Fingerprints and Family

This is a great gift idea. I found a store on Etsy called Lovli Day, where artist Jessie Steury creates posters with a bare tree trunk and branches and then customizes it with your name. She then sends it to you with a couple of ink pads for stamping family fingerprints. She even makes a version for celebrating events such as weddings, reunions, or birthdays, so you can capture the fingerprints of those who attend your special event. So, unless you're friends and family are in the mob or witness protection, this is a pretty cool idea. At your next holiday gathering, think about passing the stuffing and the ink pads and create your own handmade family tree. 

This fingerprint tree made me think about the history of fingerprinting. Presently, most children are fingerprinted for security reasons, with their prints held at their local police station. But do you think it was common practice that a family in the 1930's would be fingerprinted? I haven't been able to find references to that fact in my research, for it was mostly being used for criminals or the military back then. I don't think I've ever been fingerprinted. Footprints at birth, but not fingers, right?

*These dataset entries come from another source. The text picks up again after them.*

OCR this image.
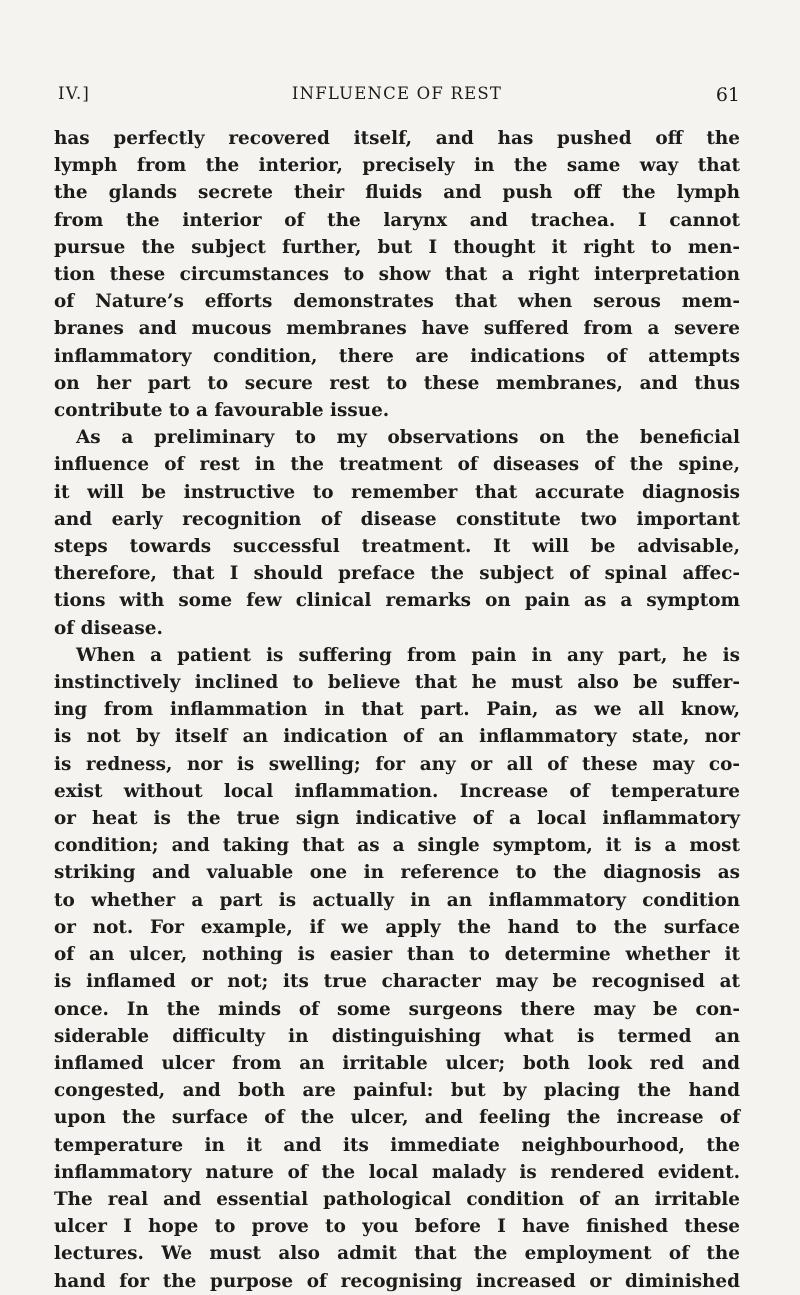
IV.]	INFLUENCE OF REST	61
has perfectly recovered itself, and has pushed off the
lymph from the interior, precisely in the same way that
the glands secrete their fluids and push off the lymph
from the interior of the larynx and trachea. I cannot
pursue the subject further, but I thought it right to men-
tion these circumstances to show that a right interpretation
of Nature’s efforts demonstrates that when serous mem-
branes and mucous membranes have suffered from a severe
inflammatory condition, there are indications of attempts
on her part to secure rest to these membranes, and thus
contribute to a favourable issue.
As a preliminary to my observations on the beneficial
influence of rest in the treatment of diseases of the spine,
it will be instructive to remember that accurate diagnosis
and early recognition of disease constitute two important
steps towards successful treatment. It will be advisable,
therefore, that I should preface the subject of spinal affec-
tions with some few clinical remarks on pain as a symptom
of disease.
When a patient is suffering from pain in any part, he is
instinctively inclined to believe that he must also be suffer-
ing from inflammation in that part. Pain, as we all know,
is not by itself an indication of an inflammatory state, nor
is redness, nor is swelling; for any or all of these may co-
exist without local inflammation. Increase of temperature
or heat is the true sign indicative of a local inflammatory
condition; and taking that as a single symptom, it is a most
striking and valuable one in reference to the diagnosis as
to whether a part is actually in an inflammatory condition
or not. For example, if we apply the hand to the surface
of an ulcer, nothing is easier than to determine whether it
is inflamed or not; its true character may be recognised at
once. In the minds of some surgeons there may be con-
siderable difficulty in distinguishing what is termed an
inflamed ulcer from an irritable ulcer; both look red and
congested, and both are painful: but by placing the hand
upon the surface of the ulcer, and feeling the increase of
temperature in it and its immediate neighbourhood, the
inflammatory nature of the local malady is rendered evident.
The real and essential pathological condition of an irritable
ulcer I hope to prove to you before I have finished these
lectures. We must also admit that the employment of the
hand for the purpose of recognising increased or diminished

In March, 1932, the Lindbergh baby was kidnapped from his home in New Jersey. In 1935, nine-year old George Weyerhaeuser (of paper company fame) was kidnapped in Washington state. Was America becoming obsessed with the possibility of kidnapping that people rushed out to fingerprint their families and children? In 1936, my grandfather had his whole family fingerprinted, as you can see below. Finding these prints made me wonder...why?